In the UK over this past week we've seen wave after wave of media revelations about widespread abuses of the expenses system available to parliamentarians.
What we've learned is that the system, set up by and for politicians, allows MPs to claim benefits that no other professional would dream of - all from the public purse.
Doubtless, there are scores of parliamentarians who have worked entirely within not only the letter but the spirit of the rules governing expenses. Yet so many politicians from all sides of the party divide have been caught with their hands in the till, that people are left with the impression that the entire system is awash with cheating and the abuse of trust.
All this represents not just bad management in government, but a total lack of leadership.
A great deal of administration was going on while all this was happening. All claims for expenses had to be approved by a group of civil service administrators.
Yet without moral leadership - leadership based on conviction rather than pragmatism - administration is left hopelessly at the mercy of expediency.

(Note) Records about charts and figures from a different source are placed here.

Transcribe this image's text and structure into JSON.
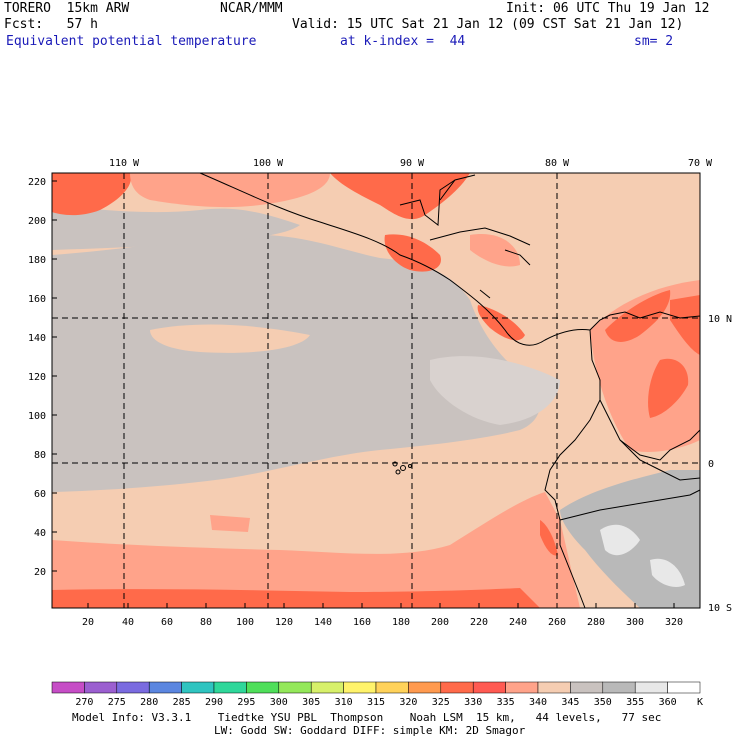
{
  "header": {
    "model": "TORERO  15km ARW",
    "org": "NCAR/MMM",
    "init": "Init: 06 UTC Thu 19 Jan 12",
    "fcst": "Fcst:   57 h",
    "valid": "Valid: 15 UTC Sat 21 Jan 12 (09 CST Sat 21 Jan 12)",
    "field": "Equivalent potential temperature",
    "level": "at k-index =  44",
    "smooth": "sm= 2"
  },
  "top_axis": [
    "110 W",
    "100 W",
    "90 W",
    "80 W",
    "70 W"
  ],
  "right_axis": [
    "10 N",
    "0",
    "10 S"
  ],
  "left_axis": [
    "220",
    "200",
    "180",
    "160",
    "140",
    "120",
    "100",
    "80",
    "60",
    "40",
    "20"
  ],
  "bottom_axis": [
    "20",
    "40",
    "60",
    "80",
    "100",
    "120",
    "140",
    "160",
    "180",
    "200",
    "220",
    "240",
    "260",
    "280",
    "300",
    "320"
  ],
  "colorbar": {
    "labels": [
      "270",
      "275",
      "280",
      "285",
      "290",
      "295",
      "300",
      "305",
      "310",
      "315",
      "320",
      "325",
      "330",
      "335",
      "340",
      "345",
      "350",
      "355",
      "360"
    ],
    "unit": "K",
    "colors": [
      "#c64dc6",
      "#9b5fd0",
      "#7a6be0",
      "#5b86e0",
      "#2fc4c0",
      "#2fd79a",
      "#4fdf5a",
      "#94e85a",
      "#d7f06a",
      "#fff36b",
      "#ffd25a",
      "#ff9a4f",
      "#ff6a4a",
      "#ff5a52",
      "#ffa38a",
      "#f5cdb2",
      "#c9c2bf",
      "#b9b9b9",
      "#e8e8e8",
      "#ffffff"
    ]
  },
  "footer": {
    "line1": "Model Info: V3.3.1    Tiedtke YSU PBL  Thompson    Noah LSM  15 km,   44 levels,   77 sec",
    "line2": "LW: Godd SW: Goddard DIFF: simple KM: 2D Smagor"
  }
}
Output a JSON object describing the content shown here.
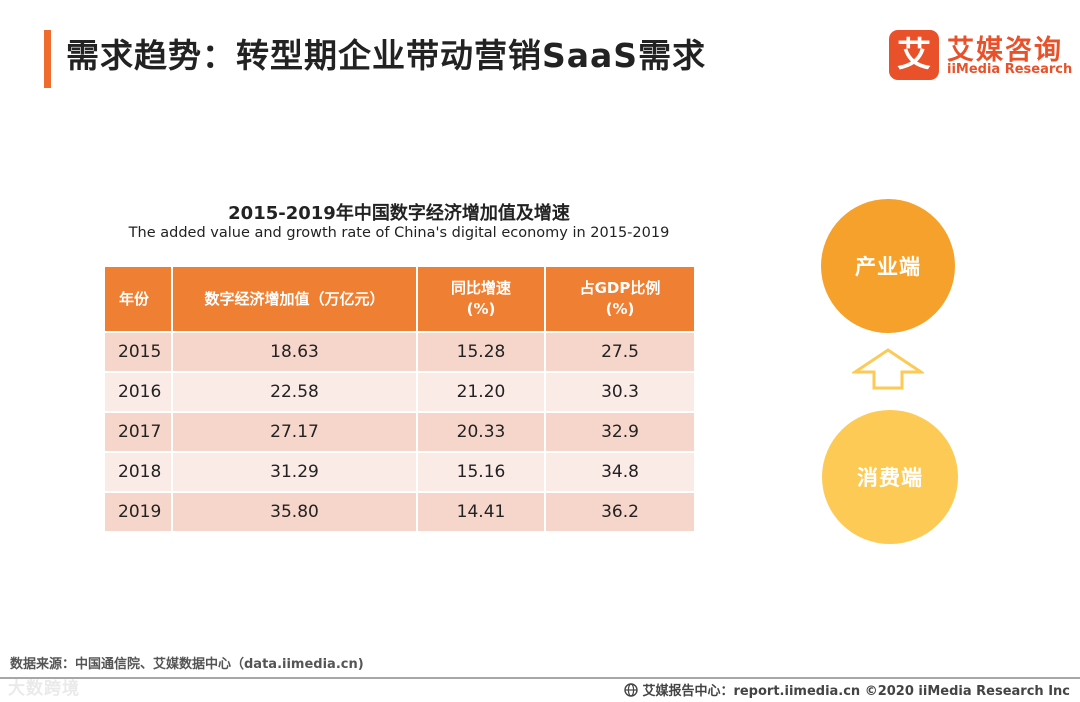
{
  "header": {
    "title": "需求趋势：转型期企业带动营销SaaS需求",
    "logo_mark": "艾",
    "logo_cn": "艾媒咨询",
    "logo_en": "iiMedia Research"
  },
  "table": {
    "title": "2015-2019年中国数字经济增加值及增速",
    "subtitle": "The added value and growth rate of China's digital economy in 2015-2019",
    "headers": [
      "年份",
      "数字经济增加值（万亿元）",
      "同比增速",
      "(%)",
      "占GDP比例",
      "(%)"
    ],
    "rows": [
      {
        "year": "2015",
        "value": "18.63",
        "growth": "15.28",
        "gdp_share": "27.5"
      },
      {
        "year": "2016",
        "value": "22.58",
        "growth": "21.20",
        "gdp_share": "30.3"
      },
      {
        "year": "2017",
        "value": "27.17",
        "growth": "20.33",
        "gdp_share": "32.9"
      },
      {
        "year": "2018",
        "value": "31.29",
        "growth": "15.16",
        "gdp_share": "34.8"
      },
      {
        "year": "2019",
        "value": "35.80",
        "growth": "14.41",
        "gdp_share": "36.2"
      }
    ]
  },
  "diagram": {
    "top_label": "产业端",
    "bottom_label": "消费端",
    "colors": {
      "top": "#f6a12b",
      "bottom": "#fdca55",
      "arrow": "#fdca55"
    }
  },
  "footer": {
    "source": "数据来源：中国通信院、艾媒数据中心（data.iimedia.cn)",
    "watermark": "大数跨境",
    "right": "艾媒报告中心：report.iimedia.cn   ©2020  iiMedia Research  Inc"
  },
  "colors": {
    "accent": "#ef6b2e",
    "table_header": "#ef7f32",
    "row_odd": "#f6d6cb",
    "row_even": "#fbebe6"
  }
}
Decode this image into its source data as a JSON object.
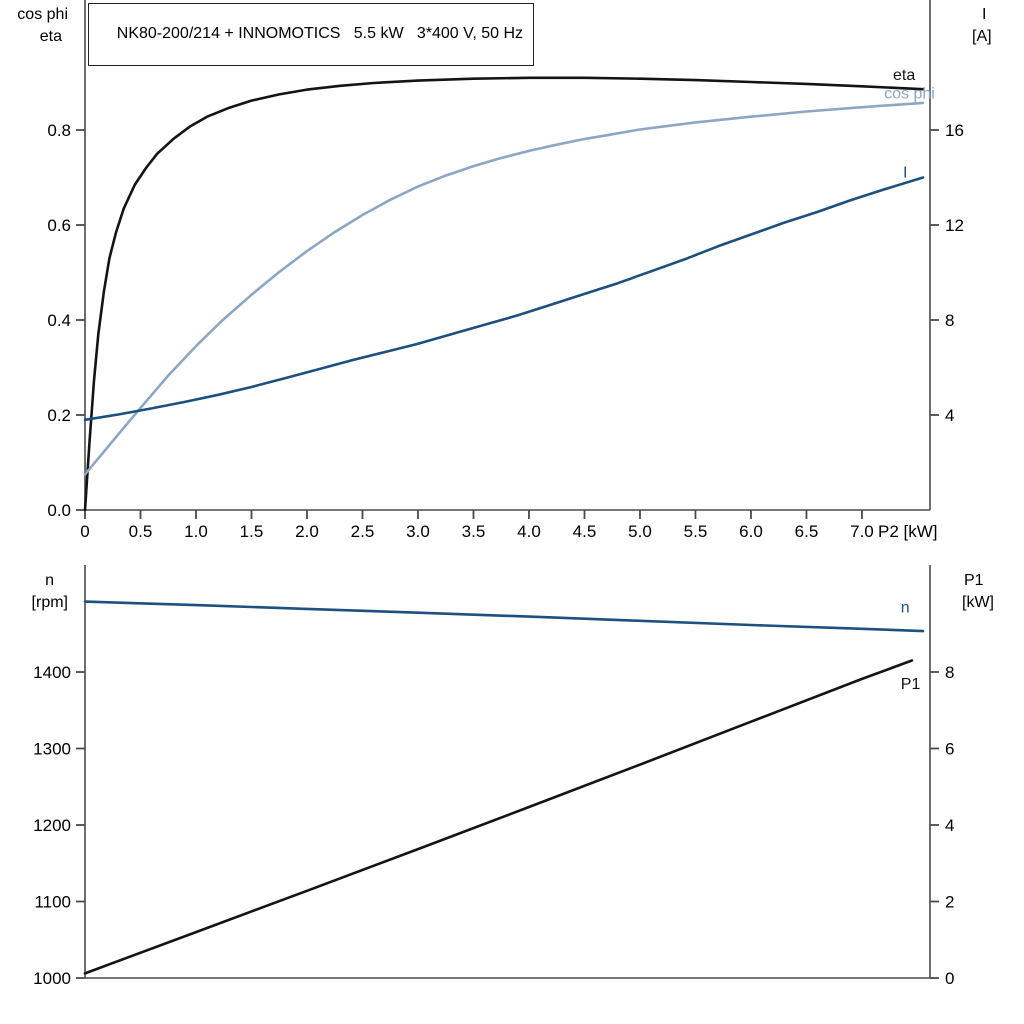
{
  "colors": {
    "black": "#141414",
    "lightblue": "#8ca6c4",
    "darkblue": "#1c5080",
    "axis": "#4a4a4a",
    "text": "#000000"
  },
  "chart_data": [
    {
      "type": "line",
      "title": "NK80-200/214 + INNOMOTICS   5.5 kW   3*400 V, 50 Hz",
      "x_axis": {
        "label": "P2 [kW]",
        "min": 0,
        "max": 7.613,
        "ticks": [
          0,
          0.5,
          1.0,
          1.5,
          2.0,
          2.5,
          3.0,
          3.5,
          4.0,
          4.5,
          5.0,
          5.5,
          6.0,
          6.5,
          7.0
        ],
        "tick_labels": [
          "0",
          "0.5",
          "1.0",
          "1.5",
          "2.0",
          "2.5",
          "3.0",
          "3.5",
          "4.0",
          "4.5",
          "5.0",
          "5.5",
          "6.0",
          "6.5",
          "7.0"
        ]
      },
      "left_axis": {
        "name": [
          "cos phi",
          "eta"
        ],
        "min": 0,
        "max": 1.0737,
        "ticks": [
          0.0,
          0.2,
          0.4,
          0.6,
          0.8
        ],
        "tick_labels": [
          "0.0",
          "0.2",
          "0.4",
          "0.6",
          "0.8"
        ]
      },
      "right_axis": {
        "name": [
          "I",
          "[A]"
        ],
        "min": 0,
        "max": 21.474,
        "ticks": [
          4,
          8,
          12,
          16
        ],
        "tick_labels": [
          "4",
          "8",
          "12",
          "16"
        ]
      },
      "series": [
        {
          "name": "eta",
          "axis": "left_axis",
          "color_key": "black",
          "label": {
            "text": "eta",
            "x": 7.28,
            "y": 0.905
          },
          "points": [
            [
              0,
              0
            ],
            [
              0.04,
              0.14
            ],
            [
              0.08,
              0.27
            ],
            [
              0.12,
              0.37
            ],
            [
              0.17,
              0.46
            ],
            [
              0.22,
              0.53
            ],
            [
              0.28,
              0.585
            ],
            [
              0.35,
              0.635
            ],
            [
              0.45,
              0.685
            ],
            [
              0.55,
              0.72
            ],
            [
              0.65,
              0.75
            ],
            [
              0.8,
              0.782
            ],
            [
              0.95,
              0.808
            ],
            [
              1.1,
              0.828
            ],
            [
              1.3,
              0.847
            ],
            [
              1.5,
              0.862
            ],
            [
              1.75,
              0.875
            ],
            [
              2.0,
              0.885
            ],
            [
              2.3,
              0.893
            ],
            [
              2.6,
              0.899
            ],
            [
              3.0,
              0.904
            ],
            [
              3.5,
              0.908
            ],
            [
              4.0,
              0.91
            ],
            [
              4.5,
              0.91
            ],
            [
              5.0,
              0.908
            ],
            [
              5.5,
              0.905
            ],
            [
              6.0,
              0.901
            ],
            [
              6.5,
              0.897
            ],
            [
              7.0,
              0.892
            ],
            [
              7.55,
              0.886
            ]
          ]
        },
        {
          "name": "cos phi",
          "axis": "left_axis",
          "color_key": "lightblue",
          "label": {
            "text": "cos phi",
            "x": 7.2,
            "y": 0.866
          },
          "points": [
            [
              0,
              0.075
            ],
            [
              0.25,
              0.145
            ],
            [
              0.5,
              0.215
            ],
            [
              0.75,
              0.283
            ],
            [
              1.0,
              0.345
            ],
            [
              1.25,
              0.402
            ],
            [
              1.5,
              0.453
            ],
            [
              1.75,
              0.501
            ],
            [
              2.0,
              0.545
            ],
            [
              2.25,
              0.585
            ],
            [
              2.5,
              0.621
            ],
            [
              2.75,
              0.653
            ],
            [
              3.0,
              0.681
            ],
            [
              3.25,
              0.704
            ],
            [
              3.5,
              0.724
            ],
            [
              3.75,
              0.741
            ],
            [
              4.0,
              0.756
            ],
            [
              4.25,
              0.769
            ],
            [
              4.5,
              0.781
            ],
            [
              4.75,
              0.791
            ],
            [
              5.0,
              0.801
            ],
            [
              5.5,
              0.816
            ],
            [
              6.0,
              0.828
            ],
            [
              6.5,
              0.839
            ],
            [
              7.0,
              0.848
            ],
            [
              7.55,
              0.857
            ]
          ]
        },
        {
          "name": "I",
          "axis": "right_axis",
          "color_key": "darkblue",
          "label": {
            "text": "I",
            "x": 7.37,
            "y": 14.0
          },
          "points": [
            [
              0,
              3.8
            ],
            [
              0.3,
              4.02
            ],
            [
              0.6,
              4.28
            ],
            [
              0.9,
              4.55
            ],
            [
              1.2,
              4.85
            ],
            [
              1.5,
              5.18
            ],
            [
              1.8,
              5.55
            ],
            [
              2.1,
              5.92
            ],
            [
              2.4,
              6.3
            ],
            [
              2.7,
              6.65
            ],
            [
              3.0,
              7.0
            ],
            [
              3.3,
              7.4
            ],
            [
              3.6,
              7.8
            ],
            [
              3.9,
              8.2
            ],
            [
              4.2,
              8.65
            ],
            [
              4.5,
              9.1
            ],
            [
              4.8,
              9.55
            ],
            [
              5.1,
              10.05
            ],
            [
              5.4,
              10.55
            ],
            [
              5.7,
              11.1
            ],
            [
              6.0,
              11.6
            ],
            [
              6.3,
              12.1
            ],
            [
              6.6,
              12.55
            ],
            [
              6.9,
              13.05
            ],
            [
              7.2,
              13.5
            ],
            [
              7.55,
              14.0
            ]
          ]
        }
      ]
    },
    {
      "type": "line",
      "title": "",
      "x_axis": {
        "label": "",
        "min": 0,
        "max": 7.613,
        "ticks": [],
        "tick_labels": []
      },
      "left_axis": {
        "name": [
          "n",
          "[rpm]"
        ],
        "min": 1000,
        "max": 1539.9,
        "ticks": [
          1000,
          1100,
          1200,
          1300,
          1400
        ],
        "tick_labels": [
          "1000",
          "1100",
          "1200",
          "1300",
          "1400"
        ]
      },
      "right_axis": {
        "name": [
          "P1",
          "[kW]"
        ],
        "min": 0,
        "max": 10.797,
        "ticks": [
          0,
          2,
          4,
          6,
          8
        ],
        "tick_labels": [
          "0",
          "2",
          "4",
          "6",
          "8"
        ]
      },
      "series": [
        {
          "name": "n",
          "axis": "left_axis",
          "color_key": "darkblue",
          "label": {
            "text": "n",
            "x": 7.35,
            "y": 1478
          },
          "points": [
            [
              0,
              1492
            ],
            [
              1,
              1487.5
            ],
            [
              2,
              1482.5
            ],
            [
              3,
              1477.5
            ],
            [
              4,
              1472.5
            ],
            [
              5,
              1467
            ],
            [
              6,
              1461.5
            ],
            [
              7,
              1456.5
            ],
            [
              7.55,
              1453.5
            ]
          ]
        },
        {
          "name": "P1",
          "axis": "right_axis",
          "color_key": "black",
          "label": {
            "text": "P1",
            "x": 7.35,
            "y": 7.55
          },
          "points": [
            [
              0,
              0.12
            ],
            [
              1,
              1.2
            ],
            [
              2,
              2.28
            ],
            [
              3,
              3.37
            ],
            [
              4,
              4.47
            ],
            [
              5,
              5.58
            ],
            [
              6,
              6.7
            ],
            [
              7,
              7.82
            ],
            [
              7.45,
              8.3
            ]
          ]
        }
      ]
    }
  ]
}
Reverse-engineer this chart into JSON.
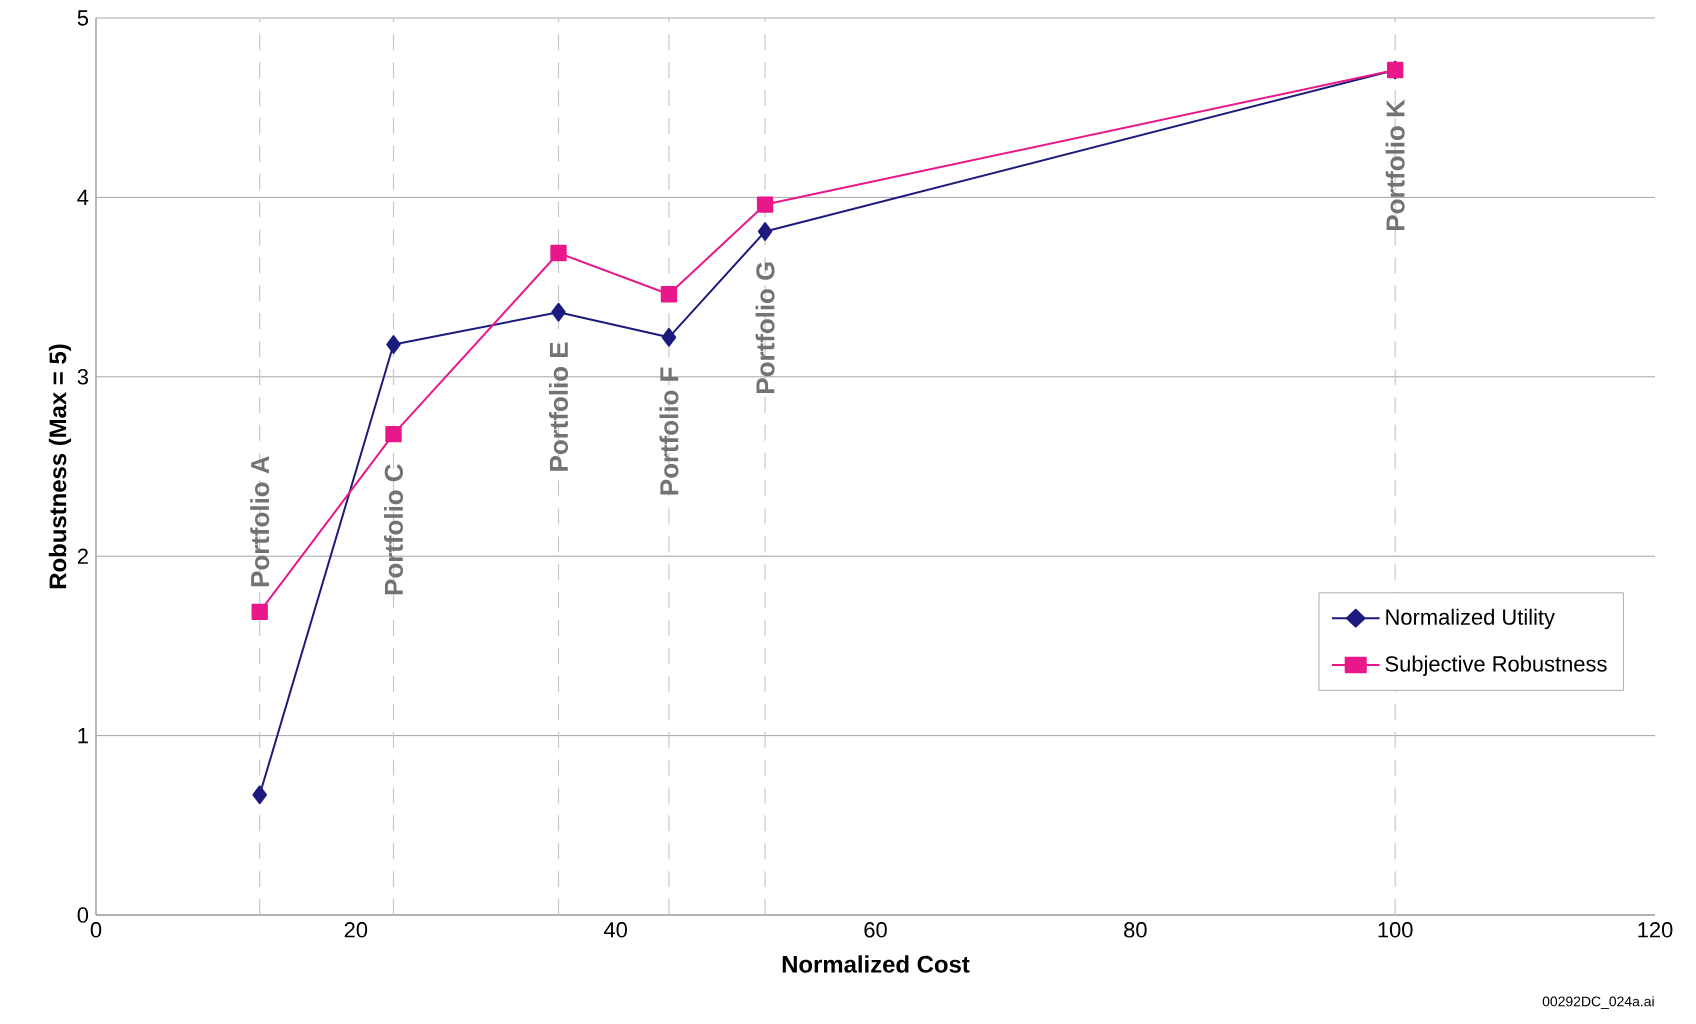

At the end of the week, the moral of the story is this: we have very few true leaders in government and a great many followers. There are few who will go against "standard practice" - that is, what the rest of the pack are doing - and set out on a righteous path.
The nature of modern government, built as it is around a labyrinth of complex committees and regulatory bodies, allows very little scope for real leadership to develop among the representatives of the people. Politicians are expected to spend their time and energies managing their constituencies and portfolios.
This, I think, may be especially so in modern Britain. Here a combination of a 'private club' mentality - the notion that parliament is a privileged club somehow above the normal rules of propriety - and an historic predilection for making rules within rules within rules, all too readily lends itself to "government circles", without clear objectives.
Churchill was arguably the greatest leader of the twentieth century. Yet he became so almost in spite of the system that spawned him, rather than because of it. He understood better than most of his peers that the strength of Britain's ruling classes in setting up and maintaining orderly systems had to be made to serve much bigger priorities and higher purposes. Management had to serve leadership.Churchill was a leader rather than a manager. In tough times, then as now, leadership must come to the fore.
In politics and civic leadership, as in corporate life, management is a wonderful servant. Where would we be without support structures and systems of operation? But management is a very poor master.
Management looks to maintain a present position, taking its cues from benchmarks across an industry - and politics can be thought of as an industry, too. Leadership, on the other hand, often turns current trends on their head, creating something from nothing.